There is little information on the CD sleeve, Internet, or press material about how Hauschka, aka Volker Bertelmann, does his preparations, except for ‘clamping wedges of leather, felt, or rubber between the piano strings, preparing hammers with aluminum paper or rough films, placing crown corks on the strings, or weaving in guitar strings.” He also adds in a bit of synthesizer, bass, and drum. It is often difficult to tell whether he is using samples or overtracking. For example, “Where Were You” appears to have a xylophone on it. It would be interesting to know if this was a “prepared” effect, and how it was done.

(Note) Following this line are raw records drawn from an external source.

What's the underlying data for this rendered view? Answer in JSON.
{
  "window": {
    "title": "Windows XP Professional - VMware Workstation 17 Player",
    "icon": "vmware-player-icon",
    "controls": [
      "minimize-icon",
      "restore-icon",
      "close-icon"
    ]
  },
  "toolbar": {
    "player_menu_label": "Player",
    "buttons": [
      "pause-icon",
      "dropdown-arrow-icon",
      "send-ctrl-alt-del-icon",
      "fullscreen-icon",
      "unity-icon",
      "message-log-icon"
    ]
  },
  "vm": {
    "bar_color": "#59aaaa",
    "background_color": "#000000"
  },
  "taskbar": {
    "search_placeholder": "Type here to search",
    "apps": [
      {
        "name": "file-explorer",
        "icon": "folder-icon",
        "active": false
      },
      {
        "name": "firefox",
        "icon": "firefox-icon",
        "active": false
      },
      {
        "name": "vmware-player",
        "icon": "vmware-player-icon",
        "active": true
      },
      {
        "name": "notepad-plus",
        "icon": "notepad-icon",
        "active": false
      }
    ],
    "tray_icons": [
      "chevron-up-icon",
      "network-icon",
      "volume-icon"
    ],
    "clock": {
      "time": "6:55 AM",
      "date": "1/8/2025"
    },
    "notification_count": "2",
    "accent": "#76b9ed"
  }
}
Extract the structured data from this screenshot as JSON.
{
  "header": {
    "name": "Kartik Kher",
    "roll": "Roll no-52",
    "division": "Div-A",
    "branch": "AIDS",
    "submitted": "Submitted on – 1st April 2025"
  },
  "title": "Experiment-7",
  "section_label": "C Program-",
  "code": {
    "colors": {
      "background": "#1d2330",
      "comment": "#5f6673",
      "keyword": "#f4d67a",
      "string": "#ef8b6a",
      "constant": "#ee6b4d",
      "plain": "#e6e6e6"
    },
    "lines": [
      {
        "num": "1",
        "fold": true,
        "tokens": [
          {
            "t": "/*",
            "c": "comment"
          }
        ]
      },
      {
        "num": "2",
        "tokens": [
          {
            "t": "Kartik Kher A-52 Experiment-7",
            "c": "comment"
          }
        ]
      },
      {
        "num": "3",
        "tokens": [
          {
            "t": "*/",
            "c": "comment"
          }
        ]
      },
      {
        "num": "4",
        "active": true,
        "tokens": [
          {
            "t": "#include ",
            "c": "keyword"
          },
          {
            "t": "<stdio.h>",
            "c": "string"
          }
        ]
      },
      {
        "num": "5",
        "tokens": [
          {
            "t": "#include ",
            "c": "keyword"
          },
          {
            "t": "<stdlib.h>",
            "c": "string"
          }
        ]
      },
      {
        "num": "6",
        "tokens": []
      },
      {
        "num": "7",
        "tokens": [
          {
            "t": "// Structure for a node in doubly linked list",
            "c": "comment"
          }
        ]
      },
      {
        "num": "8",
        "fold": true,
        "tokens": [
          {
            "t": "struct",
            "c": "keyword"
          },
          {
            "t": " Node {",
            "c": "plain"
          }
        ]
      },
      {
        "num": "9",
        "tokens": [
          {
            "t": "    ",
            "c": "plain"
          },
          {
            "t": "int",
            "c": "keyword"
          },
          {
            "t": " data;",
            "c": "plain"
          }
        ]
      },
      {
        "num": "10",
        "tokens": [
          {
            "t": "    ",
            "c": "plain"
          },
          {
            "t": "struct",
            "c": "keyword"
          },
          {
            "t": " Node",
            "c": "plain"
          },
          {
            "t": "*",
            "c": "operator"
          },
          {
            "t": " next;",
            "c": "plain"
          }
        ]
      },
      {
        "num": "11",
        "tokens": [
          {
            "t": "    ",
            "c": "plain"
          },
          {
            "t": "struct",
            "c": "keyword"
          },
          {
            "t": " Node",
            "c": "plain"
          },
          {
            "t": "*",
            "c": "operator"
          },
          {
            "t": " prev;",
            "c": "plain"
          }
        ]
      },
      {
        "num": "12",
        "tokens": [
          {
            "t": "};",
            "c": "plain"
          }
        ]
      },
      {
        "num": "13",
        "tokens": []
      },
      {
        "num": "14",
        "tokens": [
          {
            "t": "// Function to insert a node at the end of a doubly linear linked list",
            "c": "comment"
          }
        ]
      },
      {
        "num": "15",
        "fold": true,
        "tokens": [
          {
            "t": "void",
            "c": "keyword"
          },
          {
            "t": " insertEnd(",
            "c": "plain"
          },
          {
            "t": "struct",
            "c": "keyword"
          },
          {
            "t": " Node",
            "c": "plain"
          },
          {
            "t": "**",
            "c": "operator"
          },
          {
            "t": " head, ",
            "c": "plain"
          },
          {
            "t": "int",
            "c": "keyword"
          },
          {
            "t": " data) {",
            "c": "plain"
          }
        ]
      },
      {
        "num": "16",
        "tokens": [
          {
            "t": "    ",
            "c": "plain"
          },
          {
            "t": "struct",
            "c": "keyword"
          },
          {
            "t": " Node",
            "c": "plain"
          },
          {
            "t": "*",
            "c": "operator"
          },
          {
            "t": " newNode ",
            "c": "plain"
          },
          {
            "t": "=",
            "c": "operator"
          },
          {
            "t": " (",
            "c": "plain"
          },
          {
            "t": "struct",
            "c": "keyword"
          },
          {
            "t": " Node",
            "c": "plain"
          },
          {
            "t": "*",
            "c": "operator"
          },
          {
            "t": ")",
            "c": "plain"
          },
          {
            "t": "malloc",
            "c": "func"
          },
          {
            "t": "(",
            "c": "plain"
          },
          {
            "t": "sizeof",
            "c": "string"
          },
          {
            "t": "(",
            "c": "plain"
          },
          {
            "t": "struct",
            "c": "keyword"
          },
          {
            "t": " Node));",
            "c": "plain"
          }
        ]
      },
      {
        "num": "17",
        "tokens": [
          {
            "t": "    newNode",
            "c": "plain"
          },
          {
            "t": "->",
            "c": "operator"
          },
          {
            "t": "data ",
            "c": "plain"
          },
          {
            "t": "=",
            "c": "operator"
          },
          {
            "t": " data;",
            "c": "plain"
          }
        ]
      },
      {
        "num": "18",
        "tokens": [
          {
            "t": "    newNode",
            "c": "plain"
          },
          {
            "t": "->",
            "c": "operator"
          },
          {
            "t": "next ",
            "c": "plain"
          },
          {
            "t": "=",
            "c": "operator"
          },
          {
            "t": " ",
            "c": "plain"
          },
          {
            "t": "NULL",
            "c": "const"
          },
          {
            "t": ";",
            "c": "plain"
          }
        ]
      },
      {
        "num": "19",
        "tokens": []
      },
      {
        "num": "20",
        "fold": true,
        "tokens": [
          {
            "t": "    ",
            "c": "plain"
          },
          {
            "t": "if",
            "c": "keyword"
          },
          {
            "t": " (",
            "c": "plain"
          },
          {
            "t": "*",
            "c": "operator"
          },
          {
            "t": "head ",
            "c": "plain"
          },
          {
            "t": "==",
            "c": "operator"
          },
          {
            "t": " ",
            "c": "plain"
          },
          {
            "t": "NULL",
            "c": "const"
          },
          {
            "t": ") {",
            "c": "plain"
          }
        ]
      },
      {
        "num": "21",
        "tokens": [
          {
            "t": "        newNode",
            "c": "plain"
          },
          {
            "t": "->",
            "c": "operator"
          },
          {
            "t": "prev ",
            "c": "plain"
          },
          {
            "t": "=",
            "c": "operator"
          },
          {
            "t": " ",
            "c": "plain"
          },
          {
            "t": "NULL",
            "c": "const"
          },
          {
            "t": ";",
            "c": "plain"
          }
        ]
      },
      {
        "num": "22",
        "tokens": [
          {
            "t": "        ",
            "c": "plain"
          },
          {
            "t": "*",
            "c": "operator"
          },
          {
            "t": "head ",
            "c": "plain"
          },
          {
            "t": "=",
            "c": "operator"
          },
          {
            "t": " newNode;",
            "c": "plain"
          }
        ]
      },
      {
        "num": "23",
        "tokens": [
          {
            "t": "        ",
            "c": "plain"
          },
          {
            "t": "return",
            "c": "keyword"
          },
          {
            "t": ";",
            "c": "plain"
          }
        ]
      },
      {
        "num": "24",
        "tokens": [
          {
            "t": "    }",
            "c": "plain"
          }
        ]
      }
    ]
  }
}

This is music which might be appreciated more if you could see it performed live.
Hauschka changes the sound and the mood on the first half of the CD. “La Seine” is a simple, childlike melody; “Traffic” emphasizes the percussive element of the piano with hammered, repeated notes; “Fernpunkt” has an Oriental feel, its Far Eastern melody accompanied by what seems like small gongs and cymbals.
As the CD progresses, the prepared element becomes less prominent. “Ginko Tree” and “Twins” have beautiful melodies, with just a bit of prepared “ticking” on the former, and some muted string hammering on the latter. “Firn” is a combination of austere piano patterns with a bit of synthesizer added. “Two Stones” sounds like a duet with a piano and a child’s toy guitar, while “Longwalk” sounds as if there is a small zither in the background.
By the time “Morning” rolls around, the twelfth and last song, the repetitive piano patterns have somewhat blended together, and Hauschka seems to have run the course of his “prepared piano” ideas.
Still, this CD is successful as a quiet, meditative solo piano CD. It is more diverting than absorbing. Hauschka uses his piano preparations as something of a novelty, but this makes it easier to listen to for most of us who are used to hearing structure and melody. All in all, this is both an interesting and listenable work.